Streptomycin is an antibiotic contains phenol and an amino group. It is a water-soluble and widely used in agriculture and livestock husbandry. At a high dose, streptomycin could be used in the early treatment of tuberculosis. This work aimed to use a copolymer of nanochitosan grafting Na-alginate as a carrier of streptomycin and study the kinetics of release. Chitosan and Na-alginate are natural polysaccharides, which are biocompatible and applicable in conventional pharmaceutics for drug delivery carrier. Na-alginate (1% w/v) was mixed with nanochitosan (0.13 gm.) and streptomycin (0.1 gm.) was loaded in a total concentration up to 0.1% w/v. The loaded co polymer was characterized using FT-IR spectroscopy, UV-visible, SEM/EDS analyses. Results indicated that streptomycin has successfully loaded onto Na-alginate-nanochitosan.
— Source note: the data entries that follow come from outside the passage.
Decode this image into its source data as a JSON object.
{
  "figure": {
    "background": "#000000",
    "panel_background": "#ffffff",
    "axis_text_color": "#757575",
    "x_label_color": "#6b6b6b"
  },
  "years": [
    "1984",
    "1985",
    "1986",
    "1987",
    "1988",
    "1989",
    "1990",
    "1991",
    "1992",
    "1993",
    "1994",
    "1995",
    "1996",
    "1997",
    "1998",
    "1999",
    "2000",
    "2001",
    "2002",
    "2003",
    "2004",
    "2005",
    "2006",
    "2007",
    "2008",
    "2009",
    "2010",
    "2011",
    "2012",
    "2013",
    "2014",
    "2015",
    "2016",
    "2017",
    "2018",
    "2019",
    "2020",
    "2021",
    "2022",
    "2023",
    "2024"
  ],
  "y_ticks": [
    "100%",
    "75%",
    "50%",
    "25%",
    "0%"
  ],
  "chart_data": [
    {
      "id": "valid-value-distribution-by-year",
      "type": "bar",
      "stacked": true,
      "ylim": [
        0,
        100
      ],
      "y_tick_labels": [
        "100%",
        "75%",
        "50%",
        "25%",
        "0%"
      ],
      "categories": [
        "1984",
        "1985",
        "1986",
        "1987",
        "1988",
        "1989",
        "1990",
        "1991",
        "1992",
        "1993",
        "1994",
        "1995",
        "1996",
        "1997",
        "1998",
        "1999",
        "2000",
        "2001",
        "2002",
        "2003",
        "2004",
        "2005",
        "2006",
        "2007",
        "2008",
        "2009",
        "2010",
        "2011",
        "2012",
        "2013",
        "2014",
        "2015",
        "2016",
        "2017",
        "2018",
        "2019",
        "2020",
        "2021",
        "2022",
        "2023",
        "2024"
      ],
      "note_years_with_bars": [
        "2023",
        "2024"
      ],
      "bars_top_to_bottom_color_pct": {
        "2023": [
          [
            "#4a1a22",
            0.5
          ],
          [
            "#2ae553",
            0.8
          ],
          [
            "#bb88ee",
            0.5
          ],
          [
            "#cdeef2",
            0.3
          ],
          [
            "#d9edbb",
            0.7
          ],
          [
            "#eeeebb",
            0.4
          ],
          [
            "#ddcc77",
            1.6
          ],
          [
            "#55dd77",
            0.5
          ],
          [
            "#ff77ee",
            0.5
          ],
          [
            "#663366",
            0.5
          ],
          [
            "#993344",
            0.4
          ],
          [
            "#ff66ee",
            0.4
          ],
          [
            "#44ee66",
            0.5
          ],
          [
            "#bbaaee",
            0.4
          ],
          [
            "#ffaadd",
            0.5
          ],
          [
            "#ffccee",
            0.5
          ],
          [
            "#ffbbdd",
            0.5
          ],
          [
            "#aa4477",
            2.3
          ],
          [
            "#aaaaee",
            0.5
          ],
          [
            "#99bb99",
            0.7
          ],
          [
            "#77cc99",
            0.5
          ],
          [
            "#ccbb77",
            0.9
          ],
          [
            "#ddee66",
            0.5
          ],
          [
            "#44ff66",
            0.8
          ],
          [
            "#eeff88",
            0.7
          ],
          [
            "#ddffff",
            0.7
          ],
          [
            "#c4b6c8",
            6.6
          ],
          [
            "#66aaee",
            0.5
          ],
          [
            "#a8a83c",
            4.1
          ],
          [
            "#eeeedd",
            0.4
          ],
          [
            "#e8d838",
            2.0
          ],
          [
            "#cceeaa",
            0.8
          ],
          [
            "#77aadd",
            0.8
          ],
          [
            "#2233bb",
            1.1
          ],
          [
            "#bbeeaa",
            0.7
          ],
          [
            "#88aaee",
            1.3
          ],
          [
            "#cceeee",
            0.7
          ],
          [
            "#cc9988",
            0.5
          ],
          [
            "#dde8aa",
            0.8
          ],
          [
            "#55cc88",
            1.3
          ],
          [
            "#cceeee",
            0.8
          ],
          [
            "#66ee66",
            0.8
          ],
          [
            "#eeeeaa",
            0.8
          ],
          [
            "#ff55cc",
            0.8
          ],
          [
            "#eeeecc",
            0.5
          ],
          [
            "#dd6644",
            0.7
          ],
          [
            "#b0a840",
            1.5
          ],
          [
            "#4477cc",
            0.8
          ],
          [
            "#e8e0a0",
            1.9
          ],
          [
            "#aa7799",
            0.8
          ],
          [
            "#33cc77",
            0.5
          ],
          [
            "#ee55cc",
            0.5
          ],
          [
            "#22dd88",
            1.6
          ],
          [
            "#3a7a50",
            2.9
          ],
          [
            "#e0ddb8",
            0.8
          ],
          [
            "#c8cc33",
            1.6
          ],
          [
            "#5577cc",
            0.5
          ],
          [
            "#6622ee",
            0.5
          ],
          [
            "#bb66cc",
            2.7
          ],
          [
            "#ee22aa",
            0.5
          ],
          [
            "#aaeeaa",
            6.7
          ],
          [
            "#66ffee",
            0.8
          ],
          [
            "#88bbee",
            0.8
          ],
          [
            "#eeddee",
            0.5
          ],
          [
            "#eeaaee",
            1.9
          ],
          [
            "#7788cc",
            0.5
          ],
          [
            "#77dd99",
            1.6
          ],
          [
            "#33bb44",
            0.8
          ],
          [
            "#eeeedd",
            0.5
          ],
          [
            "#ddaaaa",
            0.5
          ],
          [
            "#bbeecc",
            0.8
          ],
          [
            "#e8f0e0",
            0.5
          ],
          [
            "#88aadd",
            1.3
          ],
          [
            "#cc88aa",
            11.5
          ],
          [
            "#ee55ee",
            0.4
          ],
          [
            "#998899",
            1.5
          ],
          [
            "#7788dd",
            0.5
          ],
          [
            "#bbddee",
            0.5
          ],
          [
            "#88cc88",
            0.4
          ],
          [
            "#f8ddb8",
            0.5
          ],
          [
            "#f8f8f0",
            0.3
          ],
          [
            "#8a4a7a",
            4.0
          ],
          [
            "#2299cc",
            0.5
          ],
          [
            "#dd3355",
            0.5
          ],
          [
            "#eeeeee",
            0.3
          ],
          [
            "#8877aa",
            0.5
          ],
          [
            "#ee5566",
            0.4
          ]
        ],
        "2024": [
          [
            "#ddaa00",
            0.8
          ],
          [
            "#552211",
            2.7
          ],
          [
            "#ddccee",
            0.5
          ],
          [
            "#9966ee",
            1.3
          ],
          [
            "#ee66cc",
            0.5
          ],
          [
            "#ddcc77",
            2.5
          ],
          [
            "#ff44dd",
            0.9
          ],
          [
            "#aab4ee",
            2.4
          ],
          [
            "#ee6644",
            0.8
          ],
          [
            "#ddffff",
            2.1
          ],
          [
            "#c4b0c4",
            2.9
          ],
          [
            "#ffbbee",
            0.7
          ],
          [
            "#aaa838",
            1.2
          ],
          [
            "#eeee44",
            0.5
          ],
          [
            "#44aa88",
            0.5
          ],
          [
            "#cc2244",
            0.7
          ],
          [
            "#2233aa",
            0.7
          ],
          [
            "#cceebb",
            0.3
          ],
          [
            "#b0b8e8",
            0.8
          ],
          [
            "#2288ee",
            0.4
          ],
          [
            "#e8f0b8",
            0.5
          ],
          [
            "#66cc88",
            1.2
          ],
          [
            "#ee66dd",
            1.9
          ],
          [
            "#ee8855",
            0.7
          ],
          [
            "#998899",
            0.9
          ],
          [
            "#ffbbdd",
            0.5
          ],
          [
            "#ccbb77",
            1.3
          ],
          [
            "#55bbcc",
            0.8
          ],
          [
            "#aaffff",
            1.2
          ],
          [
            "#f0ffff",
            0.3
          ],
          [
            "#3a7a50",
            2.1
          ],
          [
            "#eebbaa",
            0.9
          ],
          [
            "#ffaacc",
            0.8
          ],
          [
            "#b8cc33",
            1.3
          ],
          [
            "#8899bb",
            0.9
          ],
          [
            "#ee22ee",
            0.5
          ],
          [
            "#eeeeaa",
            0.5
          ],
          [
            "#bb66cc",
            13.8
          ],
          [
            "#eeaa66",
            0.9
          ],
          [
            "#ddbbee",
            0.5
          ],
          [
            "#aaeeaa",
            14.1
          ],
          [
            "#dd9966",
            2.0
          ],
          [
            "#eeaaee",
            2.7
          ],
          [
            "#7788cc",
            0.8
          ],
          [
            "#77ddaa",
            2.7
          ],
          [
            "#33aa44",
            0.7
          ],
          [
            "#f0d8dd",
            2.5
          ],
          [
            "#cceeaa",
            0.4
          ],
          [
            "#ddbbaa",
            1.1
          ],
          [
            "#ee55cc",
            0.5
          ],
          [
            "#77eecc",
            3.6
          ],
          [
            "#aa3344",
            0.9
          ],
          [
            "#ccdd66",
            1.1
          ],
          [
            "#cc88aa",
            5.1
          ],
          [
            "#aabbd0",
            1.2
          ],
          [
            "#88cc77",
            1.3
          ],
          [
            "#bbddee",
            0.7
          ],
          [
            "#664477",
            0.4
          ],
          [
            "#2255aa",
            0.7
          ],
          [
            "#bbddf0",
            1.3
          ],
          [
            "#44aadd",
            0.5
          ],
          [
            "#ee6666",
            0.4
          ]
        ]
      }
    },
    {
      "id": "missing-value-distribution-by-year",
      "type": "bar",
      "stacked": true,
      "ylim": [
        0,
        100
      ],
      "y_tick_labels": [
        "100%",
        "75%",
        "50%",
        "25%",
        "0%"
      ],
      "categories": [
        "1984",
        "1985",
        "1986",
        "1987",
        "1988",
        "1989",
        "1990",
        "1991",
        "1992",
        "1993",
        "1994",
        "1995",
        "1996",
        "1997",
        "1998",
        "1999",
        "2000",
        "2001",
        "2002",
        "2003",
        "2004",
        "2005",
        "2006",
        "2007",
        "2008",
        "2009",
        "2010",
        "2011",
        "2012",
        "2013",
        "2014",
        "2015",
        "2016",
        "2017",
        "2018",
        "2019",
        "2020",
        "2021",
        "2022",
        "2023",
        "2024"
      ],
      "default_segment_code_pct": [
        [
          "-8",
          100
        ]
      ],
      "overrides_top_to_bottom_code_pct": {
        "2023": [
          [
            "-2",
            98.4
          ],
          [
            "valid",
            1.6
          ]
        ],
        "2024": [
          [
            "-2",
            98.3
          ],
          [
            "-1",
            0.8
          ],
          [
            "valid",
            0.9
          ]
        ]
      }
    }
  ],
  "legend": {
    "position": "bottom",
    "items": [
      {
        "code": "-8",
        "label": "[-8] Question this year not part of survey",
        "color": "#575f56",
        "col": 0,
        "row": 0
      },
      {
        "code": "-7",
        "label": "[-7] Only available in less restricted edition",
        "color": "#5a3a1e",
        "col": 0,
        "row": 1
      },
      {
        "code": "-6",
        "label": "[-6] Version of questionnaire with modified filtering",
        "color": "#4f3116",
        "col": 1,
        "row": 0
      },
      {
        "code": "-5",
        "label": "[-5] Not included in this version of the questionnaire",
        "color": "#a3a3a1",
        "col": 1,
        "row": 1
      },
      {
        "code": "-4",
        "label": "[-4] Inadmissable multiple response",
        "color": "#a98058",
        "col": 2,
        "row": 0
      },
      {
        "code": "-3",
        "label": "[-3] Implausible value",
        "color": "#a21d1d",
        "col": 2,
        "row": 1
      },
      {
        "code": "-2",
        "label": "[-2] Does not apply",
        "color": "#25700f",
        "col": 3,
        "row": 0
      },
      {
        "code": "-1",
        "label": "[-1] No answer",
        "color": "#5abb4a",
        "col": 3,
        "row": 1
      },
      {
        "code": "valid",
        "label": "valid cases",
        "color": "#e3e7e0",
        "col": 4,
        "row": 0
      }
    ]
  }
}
The release kinetics of streptomycin loaded at co-polymer nanochitosan-Na-alginate were compared with that of streptomycin loaded at nanochitosan alone. Buffer solutions with different pHs (pH 9.4, 7.4 and 1.2) at l max 275 nm and 37 C were applied. Results showed that the basic medium (pH 9.4) has improved the release property of streptomycin from Na-alginate-nanochitosan more than that from nanochitosan. Thus, the co-polymer nanochitosan grafting Na-alginate is a promising candidate for drug release applications.